# Smooth Exploration for Robotic Reinforcement Learning

This folder contains the code to replicate the main results from the paper "Smooth Exploration for Robotic Reinforcement Learning".

We used a modified version of [Stable-Baselines3](https://github.com/DLR-RM/stable-baselines3) for the algorithms and a modified version of [rl-baselines3-zoo](https://github.com/DLR-RM/rl-baselines3-zoo) for running the experiments.

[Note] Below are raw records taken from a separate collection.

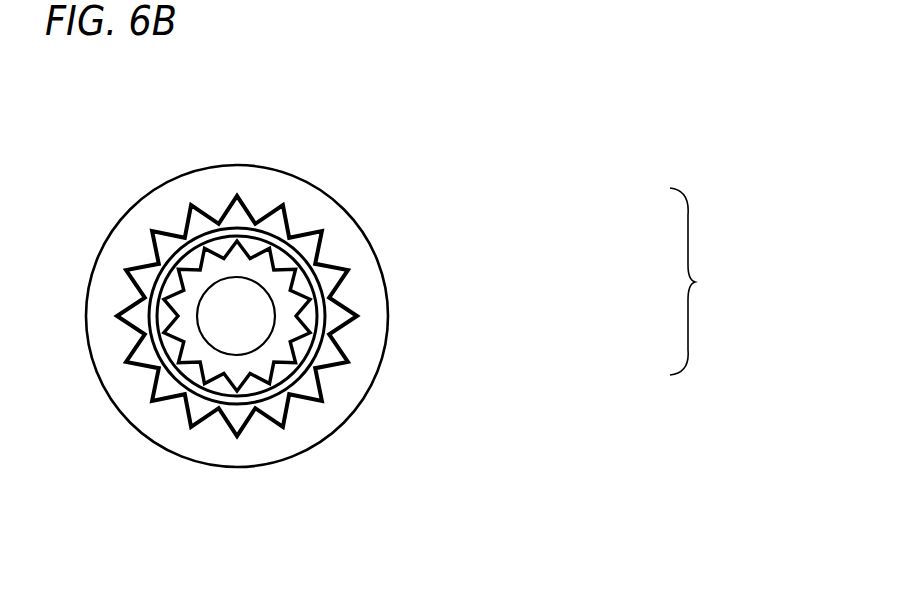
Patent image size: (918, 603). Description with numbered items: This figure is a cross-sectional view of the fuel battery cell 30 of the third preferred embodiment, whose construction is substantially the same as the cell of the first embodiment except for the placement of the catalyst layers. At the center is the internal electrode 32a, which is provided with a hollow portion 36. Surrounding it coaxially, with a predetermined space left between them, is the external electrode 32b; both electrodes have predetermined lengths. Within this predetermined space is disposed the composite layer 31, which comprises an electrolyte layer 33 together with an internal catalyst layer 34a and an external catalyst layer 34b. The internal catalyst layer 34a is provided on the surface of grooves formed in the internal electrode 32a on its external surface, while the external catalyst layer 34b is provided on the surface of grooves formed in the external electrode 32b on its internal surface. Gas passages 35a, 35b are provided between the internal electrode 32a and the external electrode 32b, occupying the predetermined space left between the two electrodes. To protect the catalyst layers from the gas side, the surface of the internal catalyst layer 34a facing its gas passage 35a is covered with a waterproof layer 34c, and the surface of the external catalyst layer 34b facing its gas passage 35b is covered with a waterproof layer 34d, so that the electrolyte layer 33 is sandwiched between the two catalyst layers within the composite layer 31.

The fuel battery cell 30 is at (295, 163).
The composite layer 31 is at (745, 281).
The internal electrode 32a is at (252, 366).
The external electrode 32b is at (343, 395).
The electrolyte layer 33 is at (306, 302).
The internal catalyst layer 34a is at (305, 333).
The external catalyst layer 34b is at (290, 221).
The waterproof layer 34c is at (537, 351).
The waterproof layer 34d is at (297, 232).
The gas passage 35a is at (197, 253).
The gas passage 35b is at (238, 208).
The hollow portion 36 is at (217, 331).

The code and instructions to reproduce results from the appendix can be found in `appendix_results_code/`.


## Installation

1. Install master version of SB3:
```
pip install git+https://github.com/DLR-RM/stable-baselines3
```

Note: Please take a look at [PyTorch](https://pytorch.org/get-started/locally/) installation instructions if you are using anaconda distribution or if you don't need gpu support.

2. Install modified version of SB3:
```
cd gsde_custom/
pip install -e .
```


3. Install dependencies for the modified version of the rl zoo:
```
cd rl_zoo_gsde/
pip install -r requirements.txt
```

The code of the gSDE distribution can be found in `gsde_custom/gsde_custom/common/distributions.py`.

## Run the experiments

You need to be in `rl_zoo_gsde/` folder.

We give an example of each command for one environment. To run the full benchmark, we provide scripts in the `scripts/` folder which create the proper command line arguments.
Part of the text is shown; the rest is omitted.